Witam, jestem tu nowa.
Postanowiłam odkopać ten wątek, bo mam do Was - bardziej doświadczonych - kilka pytań.
Zacznę od tego, że podczas kąpieli jakiś miesiąc temu zauważyłam, że mój jedenastoletni kundelek ma powiększone jądro. Przy tym bardzo dużo pił wody (ok. 2 litrów dziennie, a nie jest duży - waży 10,5kg) i trzęsły mu się tylne łapki. Następnego dnia pędem do weta, który zdiagnozował nowotwór i zalecił kastrację. Pobraliśmy mu przy okazji krew. Następnego dnia z wynikami przyszłam do lecznicy, był inny weterynarz, dał mi jakieś tabletki przeciwbólowo-przeciwzapalne dla zwierza i polecił wyciąć jedno jądro. Po tabletkach nastąpiła ogromna poprawa, psiak (który i tak jest w bardzo dobrej kondycji jak na swoje lata) przestał się że tak powiem trząść, mniej pił, był jeszcze radośniejszy niż wcześniej. Poszliśmy do weterynarza umówić się na zabieg (jądro nadal było znacznie powiększone). Przyjął nas ten sam weterynarz, co na początku i ponownie zalecił kastrację. Dzisiaj rano natomiast (w dniu zabiegu) drugi znowu kazał wyciąć jedno jądro. Zbadano mu przy tym prostatę (okazało się, że nie jest zmieniona) i wycięto jedno jądro. Czy słusznie? Czy powinien zostać wykastrowany całkowicie? Druga sprawa. Nie dostaliśmy żadnych leków przeciwbólowych. Psinę pomału zaczyna puszczać znieczulenie, przespał mi cały dzień i znowu zaczyna hasać. Powinniśmy dostać jakieś tabletki? Kolejna sprawa - w miejscu szwu WYDAJE mi się, że ma małą dziurkę. Pewna nie jestem. Ze szwu sączy się płyn czerwono-przeźroczysty. Czy to normalne? Czy powinnam zgłosić się jutro do weterynarza?
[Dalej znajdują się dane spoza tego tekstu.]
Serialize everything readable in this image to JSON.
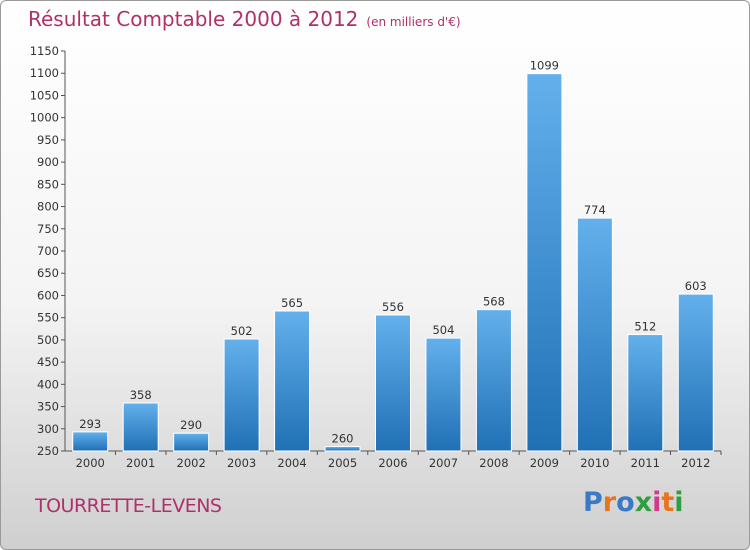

Dodam, że szwy mają się same rozpuścić i mamy się stawić w lecznicy za tydzień. I jeszcze kwestia spacerów - wiadomo, że piesek będzie się brudził. Czy rana jest w jakiś sposób narażona? Dzisiejszy wieczorny spacer ograniczył się do przejścia wzdłuż bloku (żeby pies nie miał styczności z ziemią), ale na dłuższą metę tak się nie da, bo wiem, że on nie potrafi "załatwić się" na chodniku. Jakiś murek czasem obsika, ale też bardzo niechętnie.
Mam nadzieję, że ktoś tu jeszcze zagląda i pomoże rozwiać moje wątpliwości. Pozdrawiam i czekam na odpowiedzi.